Two years later, in 2006, Miami-Dade County was rattled by an alarming spike in homicides. Three of the victims had taken part in Wilson’s program. One was college-bound alum of 5,000 Role Models. Another was a wood shop teacher who served as a program mentor.

The third, Eviton Brown, 24,was a star football player who attended Florida A&M University, the Herald reported at the time.

When Brown was gunned down in northern Miami in October 2006, Wilson seized on the opportunity to call for gun control to curb the violence that killed the three men.

“He was killed with an assault weapon that probably only those fighting in a war should have access to,” she told the Herald.

The same year, a 9-year-old girl was struck by a stray bullet and killed while she was playing in front of her house in Miami’s Liberty City neighborhood. The morning of her funeral, Wilson announced that the girl’s teenage brother would be awarded a full college scholarship, the Herald reported at the time.

Ending gun violence has been one of Wilson’s signature campaigns since she became active in politics.

In the late 1990s, as a school board member, she founded Stop Day, a statewide cease-fire and anti-violence pledge. She has also marched in vigils and presided over community meetings on gun violence, and has long focused on keeping children safe from gunfire.

“It’s really sad. I don’t think people realize nowadays that children don’t just wake up in the morning, brush their teeth, eat a good breakfast and go to school. Many times we should give them a standing ovation just for showing up in class,” she told the Herald in 1997.

A decade after that interview, Wilson was still at it, delivering the opening speech at a memorial breakfast in honor of the Rev. Martin Luther King Jr., where she railed against the shooting deaths of young black men.

“That is what Dr. King would want us to do, take back the community from the hooligans,” she said, according to the Herald. ”Only 7 percent of people in the inner city are prone to violence.

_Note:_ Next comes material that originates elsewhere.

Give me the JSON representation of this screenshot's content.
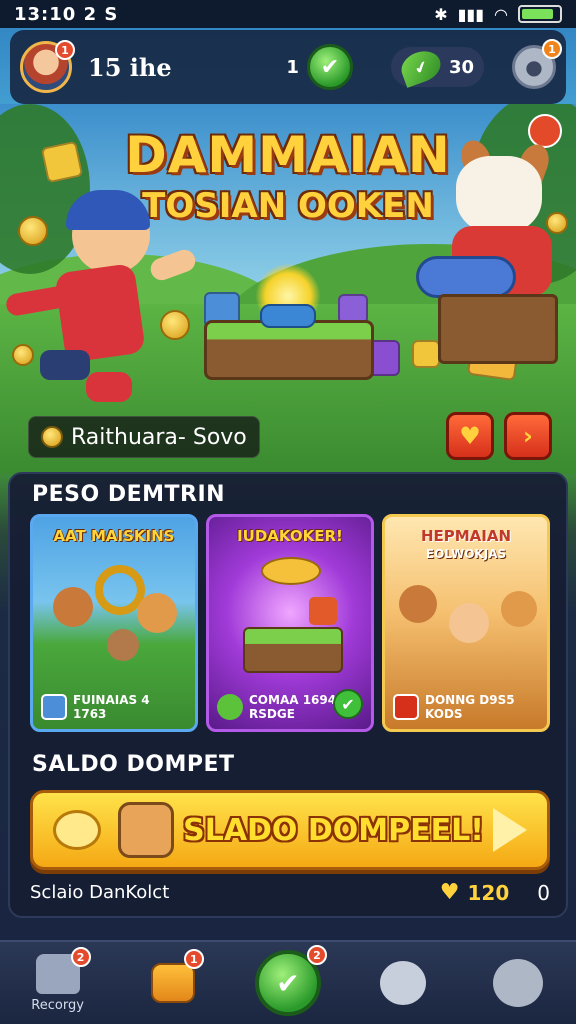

The other 93 percent are tired of it.”

When Trayvon Martin, a black teenager, was fatally shot by George Zimmerman as he was walking through a Florida neighborhood in 2012, Wilson spoke out on behalf of his parents and again called for an end to violence against young black men.

“It is as if someone cuts your chest open, rips out your heart, throws it on the ground, stomps on it, picks it up, placed it back in your chest and then sews you back up,” Wilson said in one of several impassioned speeches she gave at the time. “Trayvon’s parents endured a loss that no one should have to endure. Parents should not have to bury their child.”

Wilson went on to hire Martin’s brother, Jahvaris Fulton, as an intern and brought him into her 5,000 Role Models program. Fulton is now living in New York City and working as a special assistant at a city-backed effort called the Young Men’s Initiative, as Vice reported this year.

The 5,000 Role Models program is full of success stories like Fulton’s. It is fair to say that La David Johnson, who was in the Army Special Forces, was one of them. So were his brothers. One received a full scholarship to Bethune Cookman College, and the other is training to become a firefighter, Politico reported.

“When I saw the headline that a young man was killed in Niger from Carol City, I thought, ‘My God, please don’t let it be a role model.’ And it was,” Wilson told Politico.

She said of Trump in an interview with CNN: “For him to say that this young man stayed in school, did all the right things, went into the service, became a sergeant so quickly, that he signed up for his own death? That is so insensitive, his sarcasm.”